On assiste à une recrudescence du débat public sur la tenue d’un dialogue pour une « paix véritable et durable » au Togo. Mais curieusement, cette paix durable tarde à se concrétiser. Qu’est-ce qui empêche cet élan ?
A la question de savoir qui veut la paix au Togo, les réponses varient d’un milieu à un autre, mieux, d’un Togolais à un autre. Pour l’opposition politique, le sens de sa lutte, c’est la paix et rien que la paix. Selon elle, le Togo n’est pas en paix parce que les rapports entre les citoyens sont faits de troubles et de violence. Par contre, pour le parti au pouvoir, les Togolais sont en paix depuis le 13 janvier 1967 lorsque le feu Gnassigbé Eyadema (paix à son âme) a pris le pouvoir. «Ce qui reste à faire, c’est de juguler quelques poches d’anarchie qui existent çà et là dans le pays ». Quant à l’opposition et la société civile, qui n’ont pas forcément les mêmes outils de combat, la paix n’est pas encore rétablie dans le pays. L’ampleur des troubles et des antagonismes intercommunautaires montre que les Togolais vivent sur des braises. Il faudra, dans les meilleurs délais, chercher les voies et moyens pour réaliser la concorde et l’unité nationale.

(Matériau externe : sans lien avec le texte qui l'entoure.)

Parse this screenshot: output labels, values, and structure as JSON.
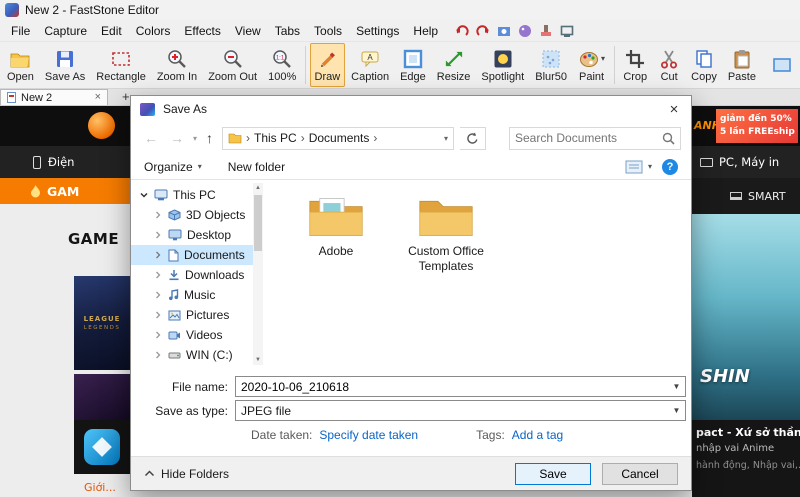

Au regard de ce qui précède, l’on remarque que les Togolais ne s’accordent pas sur la notion de « paix ». Ce qui, à certains égards, explique toute la difficulté à faire régner la concorde entre eux. A ce sujet, un ancien consul d’un pays voisin qui n’est plus aux affaires, déclare que les Togolais manquent de fair-play en matière de négociation et de discussion. «Ils ont un langage trop rancunier qui ne permet pas de concilier les tendances rivales. Dans les familles, au marché, à l’école, dans les rues, ce sont des injures qu’on entend. Pardonner est devenu ces derniers temps synonyme de peur et de faiblesse», conclut-t-il. Les échecs répétés suite aux nombreux accords dits de paix et de réconciliation (la liste est trop longue pour les citer tous) ne trouvent-t-ils pas leur explication dans la politisation des rapports quotidiens entre les Togolais ?

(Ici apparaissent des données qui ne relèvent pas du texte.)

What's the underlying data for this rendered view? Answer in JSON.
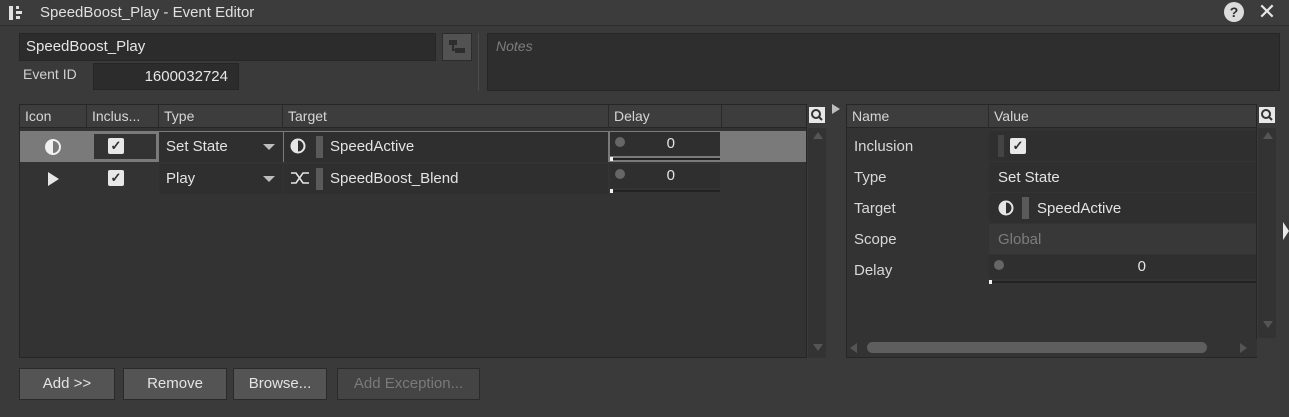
{
  "window": {
    "title": "SpeedBoost_Play - Event Editor",
    "help_label": "?",
    "close_label": "✕"
  },
  "header": {
    "name_value": "SpeedBoost_Play",
    "event_id_label": "Event ID",
    "event_id_value": "1600032724",
    "notes_placeholder": "Notes"
  },
  "actions_table": {
    "columns": [
      "Icon",
      "Inclus...",
      "Type",
      "Target",
      "Delay"
    ],
    "rows": [
      {
        "icon": "set-state-icon",
        "inclusion": true,
        "type": "Set State",
        "target_icon": "state-icon",
        "target": "SpeedActive",
        "delay": "0",
        "selected": true
      },
      {
        "icon": "play-icon",
        "inclusion": true,
        "type": "Play",
        "target_icon": "blend-icon",
        "target": "SpeedBoost_Blend",
        "delay": "0",
        "selected": false
      }
    ]
  },
  "properties": {
    "columns": [
      "Name",
      "Value"
    ],
    "rows": [
      {
        "name": "Inclusion",
        "value": "",
        "kind": "checkbox"
      },
      {
        "name": "Type",
        "value": "Set State",
        "kind": "text"
      },
      {
        "name": "Target",
        "value": "SpeedActive",
        "kind": "target"
      },
      {
        "name": "Scope",
        "value": "Global",
        "kind": "disabled"
      },
      {
        "name": "Delay",
        "value": "0",
        "kind": "slider"
      }
    ]
  },
  "buttons": {
    "add": "Add >>",
    "remove": "Remove",
    "browse": "Browse...",
    "add_exception": "Add Exception..."
  },
  "colors": {
    "background": "#3a3a3a",
    "selected_row": "#7a7a7a",
    "field": "#2f2f2f"
  }
}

Les questions relatives au consensus souvent évoquées pour trouver une solution à telle ou telle difficulté politique nationale ne sont pas conçues sur des bases sérieuses, acceptables et durables. Pourtant, sous d’autres cieux, la paix est une question nationale, parce qu’elle est la condition essentielle du développement économique et social d’un pays. L’on pourrait citer ici l’exemple du Sénégal où les affrontements en Casamance sont la préoccupation de toute la classe politique (pouvoir et opposition).

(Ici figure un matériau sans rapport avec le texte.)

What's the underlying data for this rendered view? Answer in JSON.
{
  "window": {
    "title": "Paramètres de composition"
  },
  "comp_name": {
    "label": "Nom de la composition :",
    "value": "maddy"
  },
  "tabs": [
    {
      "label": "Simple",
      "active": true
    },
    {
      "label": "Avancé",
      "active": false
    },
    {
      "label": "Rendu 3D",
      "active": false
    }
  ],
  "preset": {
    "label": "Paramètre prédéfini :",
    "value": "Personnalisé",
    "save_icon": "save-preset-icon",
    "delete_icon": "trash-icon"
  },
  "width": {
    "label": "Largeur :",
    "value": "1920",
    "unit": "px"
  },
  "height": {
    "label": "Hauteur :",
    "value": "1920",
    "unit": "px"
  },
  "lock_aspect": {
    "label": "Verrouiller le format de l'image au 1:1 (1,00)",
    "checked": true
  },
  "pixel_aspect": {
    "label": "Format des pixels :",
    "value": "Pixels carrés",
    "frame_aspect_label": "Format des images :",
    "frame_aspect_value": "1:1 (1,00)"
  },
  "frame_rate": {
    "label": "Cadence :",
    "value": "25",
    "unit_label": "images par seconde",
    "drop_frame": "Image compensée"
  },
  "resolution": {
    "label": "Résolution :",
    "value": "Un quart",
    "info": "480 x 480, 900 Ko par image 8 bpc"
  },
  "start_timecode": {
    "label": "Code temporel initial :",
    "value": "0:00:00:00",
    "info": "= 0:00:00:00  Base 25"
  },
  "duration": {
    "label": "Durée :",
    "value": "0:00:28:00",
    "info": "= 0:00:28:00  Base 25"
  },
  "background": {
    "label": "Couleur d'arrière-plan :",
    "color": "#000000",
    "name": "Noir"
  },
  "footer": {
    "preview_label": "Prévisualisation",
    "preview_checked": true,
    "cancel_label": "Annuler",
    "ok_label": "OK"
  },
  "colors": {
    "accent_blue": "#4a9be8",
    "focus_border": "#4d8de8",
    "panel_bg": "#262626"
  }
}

Il est établi que les Togolais, riches ou pauvres ont vraiment besoin de la paix. Ce qui reste à faire, c’est de voir comment amener les uns et les autres à s’entendre sur la notion de paix. C’est là toute la difficulté parce que la paix et la réconciliation nationale sont hautement politisées durant les dernières décennies. Ce qui fait que toute initiative tendant à construire une paix durable est vue par des Togolais sous des angles différents : conquête du pouvoir politique pour les uns et remise en cause de la légitimité du chef de l’État pour les autres.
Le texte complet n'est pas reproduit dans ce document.